Introduction: Whatever the spiritual realm is, it bestows on people a range of accomplishment abilities that go beyond mere skill or knack. The term ’spiritual gifts’ itself does not say who gave them, or even whether anyone did. While the term is useful, and is good shorthand for more complicated definitions, Christians much prefer to use the term "gifts of the Holy Spirit", as thanks to the One who gives the gifts, and as a way to give credit where credit is due.

Spiritual gifts do not depend on natural talents and aptitudes or developed skills, though God gave you those, too. A gift of the Spirit is something that God gives for the purpose of building up others in a life of faith. It is the experience of Christians over the years that the spirit usually harnesses one’s talents in the service of the purpose for which the gifts were given. Yet sometimes, the spiritual gifts seem to work against a person’s natural endowment. This is, after all, the same God who led his people out of Egypt using a stammerer named Moses, made a shepherd boy/musician named David into a renowned warrior and king, and turned rural fishermen into leaders who left a mark on the course of history.

The gifts are “according to the grace given us”, not according to our own ambition or effort, not by our desire to do a great work for God, but by God’s grace and His desire to achieve His purpose in our lives for His kingdom. This is why it is essential that we seek the guidance of the Holy Spirit when we serve Him. Often, the ways that He would have us serve Him are very different than the ways we would initially choose to serve Him.

What are the motivational gifts of the Holy Spirit and how do they operate?

1. Prophecy (N) ~ vs Prophesy (V)

Greek word: profhtei,an (articulate or bear a prophecy) – God speaks through someone else

OT Purpose: There is no question or debate at all, among Bible believers, that the Old Testament prophets received direct revelation and were able to foretell the future. Their function, in part, was to reveal what God would do in the days or years that lay ahead. The prophets often pronounced woes on other nations. Their mode of delivery implies that these woes were normally communicated in the presence of not just Israelites. False prophecy resulted in death of the giver.

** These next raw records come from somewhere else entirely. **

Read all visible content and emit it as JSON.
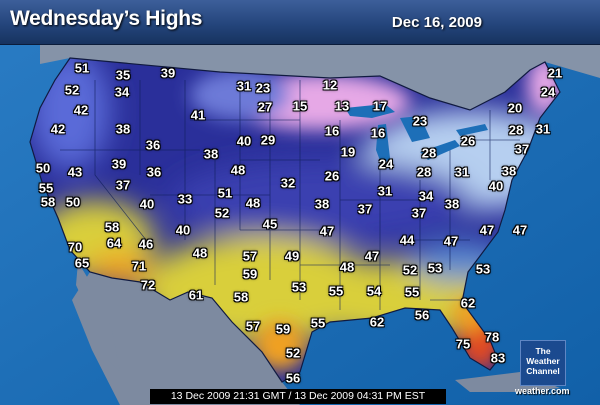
{
  "header": {
    "title": "Wednesday’s Highs",
    "date": "Dec 16, 2009"
  },
  "footer": {
    "timestamp": "13 Dec 2009 21:31 GMT / 13 Dec 2009 04:31 PM EST"
  },
  "logo": {
    "line1": "The",
    "line2": "Weather",
    "line3": "Channel",
    "site": "weather.com"
  },
  "colors": {
    "ocean": "#1d6fb8",
    "neighbor_land": "#7d8aa0",
    "very_cold": "#e6a8e6",
    "cold": "#b6cff0",
    "cool": "#4b56c8",
    "mild": "#2a2f9a",
    "warm": "#d9cf3a",
    "hot": "#f0a020",
    "very_hot": "#e04a20"
  },
  "temperatures": [
    "51",
    "35",
    "39",
    "31",
    "23",
    "12",
    "21",
    "52",
    "34",
    "27",
    "15",
    "13",
    "17",
    "20",
    "24",
    "42",
    "41",
    "23",
    "42",
    "38",
    "36",
    "40",
    "29",
    "16",
    "16",
    "26",
    "28",
    "31",
    "37",
    "38",
    "19",
    "28",
    "50",
    "43",
    "39",
    "36",
    "48",
    "32",
    "26",
    "24",
    "28",
    "31",
    "38",
    "55",
    "37",
    "51",
    "31",
    "34",
    "40",
    "58",
    "50",
    "40",
    "33",
    "52",
    "48",
    "38",
    "37",
    "37",
    "38",
    "45",
    "47",
    "58",
    "44",
    "47",
    "47",
    "47",
    "70",
    "64",
    "46",
    "40",
    "57",
    "49",
    "65",
    "71",
    "48",
    "59",
    "47",
    "48",
    "52",
    "53",
    "53",
    "72",
    "61",
    "58",
    "53",
    "55",
    "54",
    "55",
    "62",
    "56",
    "57",
    "59",
    "55",
    "62",
    "78",
    "75",
    "52",
    "83",
    "56"
  ]
}
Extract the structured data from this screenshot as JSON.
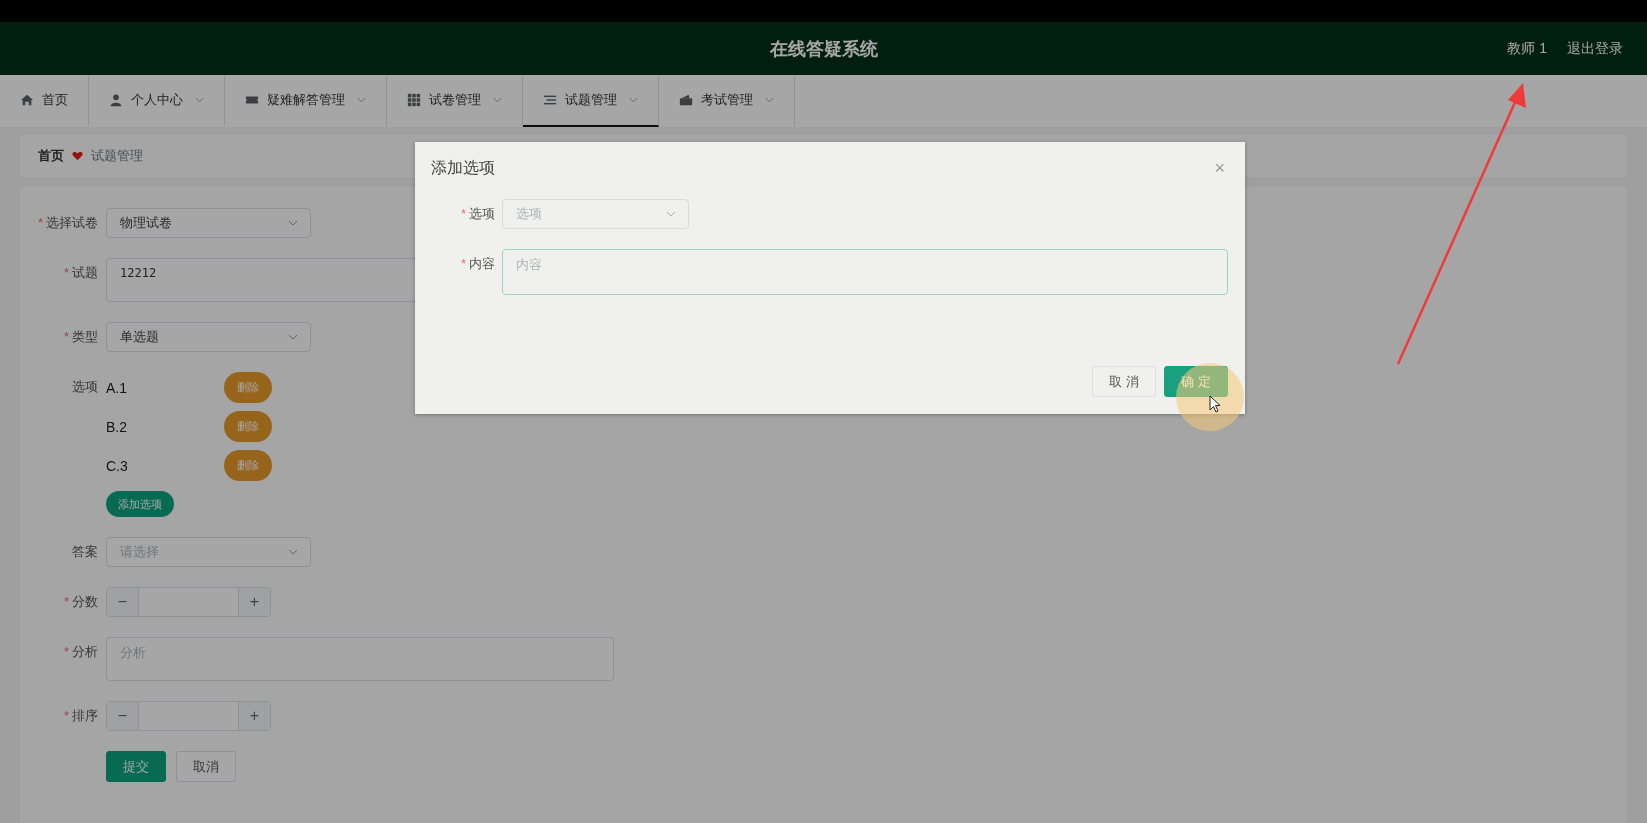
{
  "header": {
    "title": "在线答疑系统",
    "user": "教师 1",
    "logout": "退出登录"
  },
  "nav": [
    {
      "label": "首页",
      "dropdown": false,
      "selected": false
    },
    {
      "label": "个人中心",
      "dropdown": true,
      "selected": false
    },
    {
      "label": "疑难解答管理",
      "dropdown": true,
      "selected": false
    },
    {
      "label": "试卷管理",
      "dropdown": true,
      "selected": false
    },
    {
      "label": "试题管理",
      "dropdown": true,
      "selected": true
    },
    {
      "label": "考试管理",
      "dropdown": true,
      "selected": false
    }
  ],
  "breadcrumb": [
    {
      "label": "首页",
      "current": false
    },
    {
      "label": "试题管理",
      "current": true
    }
  ],
  "form": {
    "rows": [
      {
        "kind": "select",
        "label": "选择试卷",
        "required": "*",
        "value": "物理试卷"
      },
      {
        "kind": "textarea",
        "label": "试题",
        "required": "*",
        "value": "12212"
      },
      {
        "kind": "select",
        "label": "类型",
        "required": "*",
        "value": "单选题"
      },
      {
        "kind": "options",
        "label": "选项",
        "items": [
          {
            "text": "A.1",
            "action": "删除"
          },
          {
            "text": "B.2",
            "action": "删除"
          },
          {
            "text": "C.3",
            "action": "删除"
          }
        ],
        "add": "添加选项"
      },
      {
        "kind": "select",
        "label": "答案",
        "placeholder": "请选择"
      },
      {
        "kind": "number",
        "label": "分数",
        "required": "*",
        "minus": "−",
        "plus": "+"
      },
      {
        "kind": "textarea",
        "label": "分析",
        "required": "*",
        "placeholder": "分析"
      },
      {
        "kind": "number",
        "label": "排序",
        "required": "*",
        "minus": "−",
        "plus": "+"
      }
    ],
    "buttons": [
      {
        "label": "提交",
        "kind": "primary"
      },
      {
        "label": "取消",
        "kind": "default"
      }
    ]
  },
  "dialog": {
    "title": "添加选项",
    "close": "×",
    "fields": [
      {
        "kind": "select",
        "label": "选项",
        "required": "*",
        "placeholder": "选项"
      },
      {
        "kind": "textarea",
        "label": "内容",
        "required": "*",
        "placeholder": "内容"
      }
    ],
    "buttons": [
      {
        "label": "取 消",
        "kind": "default"
      },
      {
        "label": "确 定",
        "kind": "primary"
      }
    ]
  }
}
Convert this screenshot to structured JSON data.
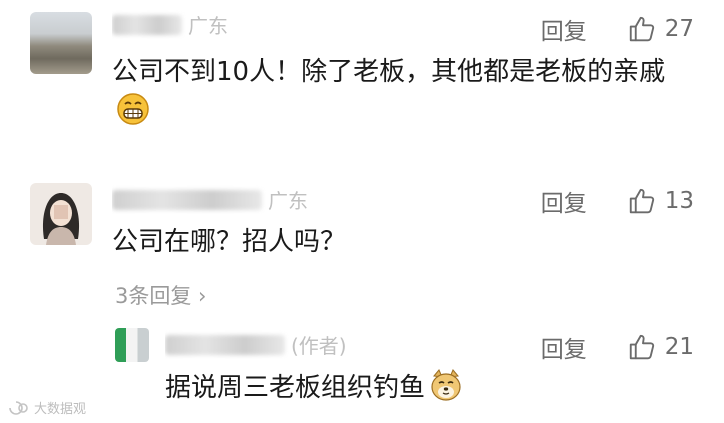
{
  "comments": [
    {
      "region": "广东",
      "reply_label": "回复",
      "likes": "27",
      "text": "公司不到10人！除了老板，其他都是老板的亲戚",
      "emoji": "grin-face-icon"
    },
    {
      "region": "广东",
      "reply_label": "回复",
      "likes": "13",
      "text": "公司在哪？招人吗？",
      "more_replies": "3条回复"
    },
    {
      "author_tag": "(作者)",
      "reply_label": "回复",
      "likes": "21",
      "text": "据说周三老板组织钓鱼",
      "emoji": "doge-face-icon"
    }
  ],
  "watermark": "大数据观",
  "colors": {
    "text": "#1a1a1a",
    "meta": "#6b6b6b",
    "link": "#9a9a9a"
  }
}
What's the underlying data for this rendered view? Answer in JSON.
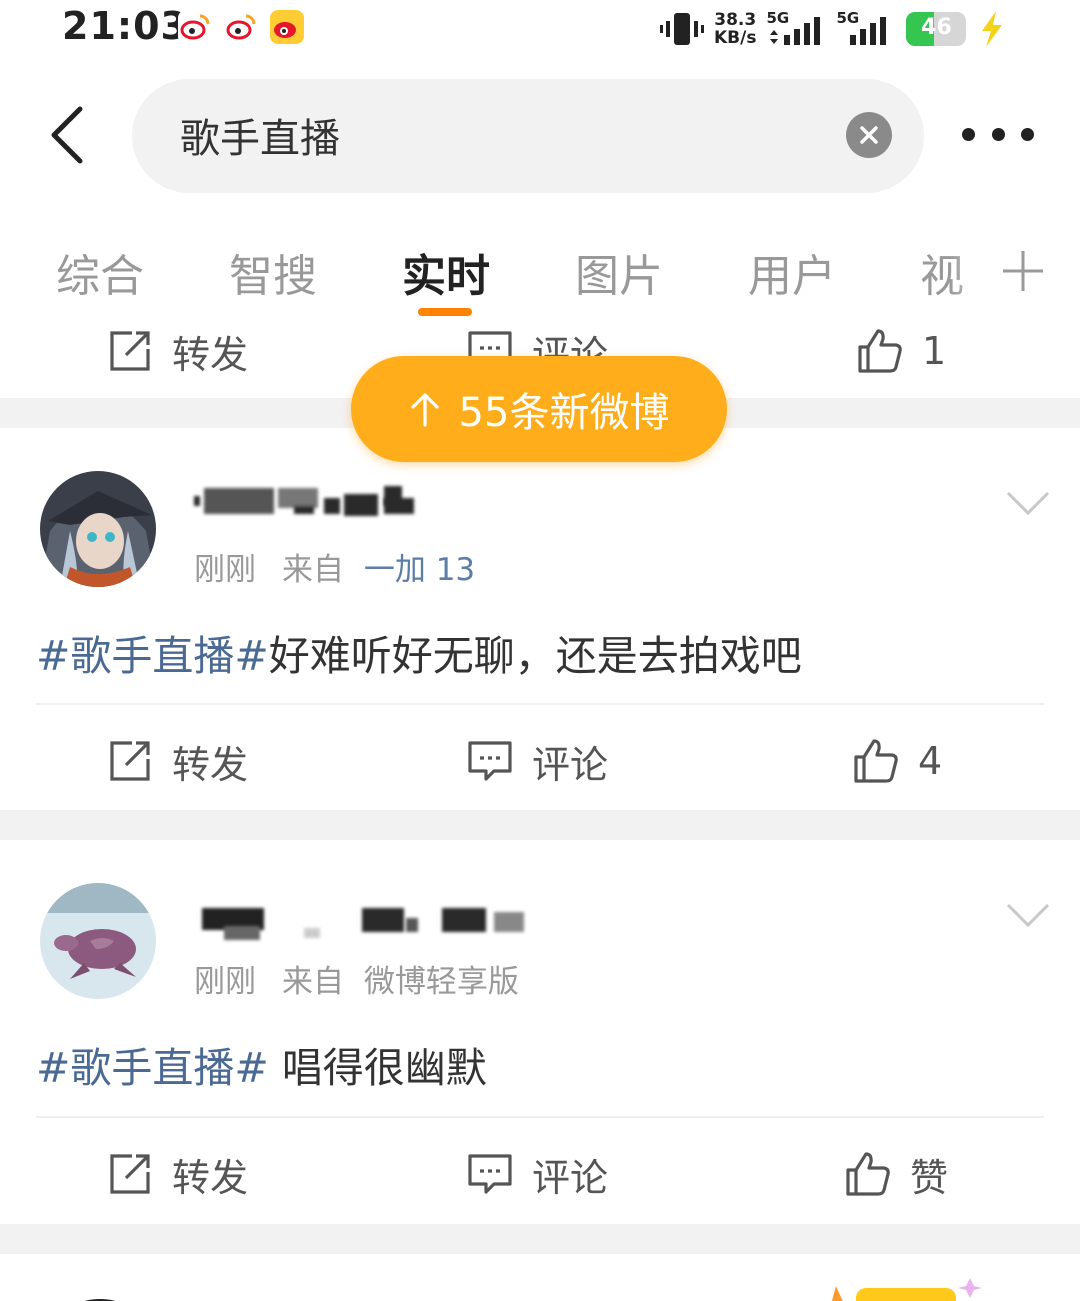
{
  "status_bar": {
    "time": "21:03",
    "net_speed_value": "38.3",
    "net_speed_unit": "KB/s",
    "sim1_type": "5G",
    "sim2_type": "5G",
    "battery_level": "46",
    "notification_icons": [
      "weibo-icon",
      "weibo-icon",
      "weibo-icon"
    ]
  },
  "header": {
    "search_query": "歌手直播",
    "back_icon": "chevron-left-icon",
    "clear_icon": "clear-icon",
    "more_icon": "more-dots-icon"
  },
  "tabs": [
    {
      "label": "综合",
      "active": false
    },
    {
      "label": "智搜",
      "active": false
    },
    {
      "label": "实时",
      "active": true
    },
    {
      "label": "图片",
      "active": false
    },
    {
      "label": "用户",
      "active": false
    },
    {
      "label": "视",
      "active": false
    }
  ],
  "tab_add_icon": "plus-icon",
  "new_posts_pill": "55条新微博",
  "partial_post": {
    "repost_label": "转发",
    "comment_label": "评论",
    "like_count": "1"
  },
  "posts": [
    {
      "time": "刚刚",
      "from_label": "来自",
      "source": "一加 13",
      "topic": "#歌手直播#",
      "text": "好难听好无聊，还是去拍戏吧",
      "repost_label": "转发",
      "comment_label": "评论",
      "like_label": "4"
    },
    {
      "time": "刚刚",
      "from_label": "来自",
      "source": "微博轻享版",
      "topic": "#歌手直播#",
      "text": " 唱得很幽默",
      "repost_label": "转发",
      "comment_label": "评论",
      "like_label": "赞"
    }
  ],
  "colors": {
    "accent_orange": "#ff8200",
    "pill_bg": "#ffad1a",
    "topic_link": "#4a6a94",
    "source_link": "#5c7ea6",
    "battery_green": "#35c651"
  }
}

NT Purpose: Neither is there any indication of change in the character of New Testament prophecy, but rather its revelatory nature is clearly assumed. For example, when at His hearing before Caiaphas Jesus was spit upon and smote in the face while blindfolded, He was mockingly exhorted to "prophesy who it is that smote thee" (Luke 22:64). This prophecy would clearly involve direct revelation. When Jesus could tell the hidden past of the woman at the well, He was immediately recognized as a prophet (John 4:19).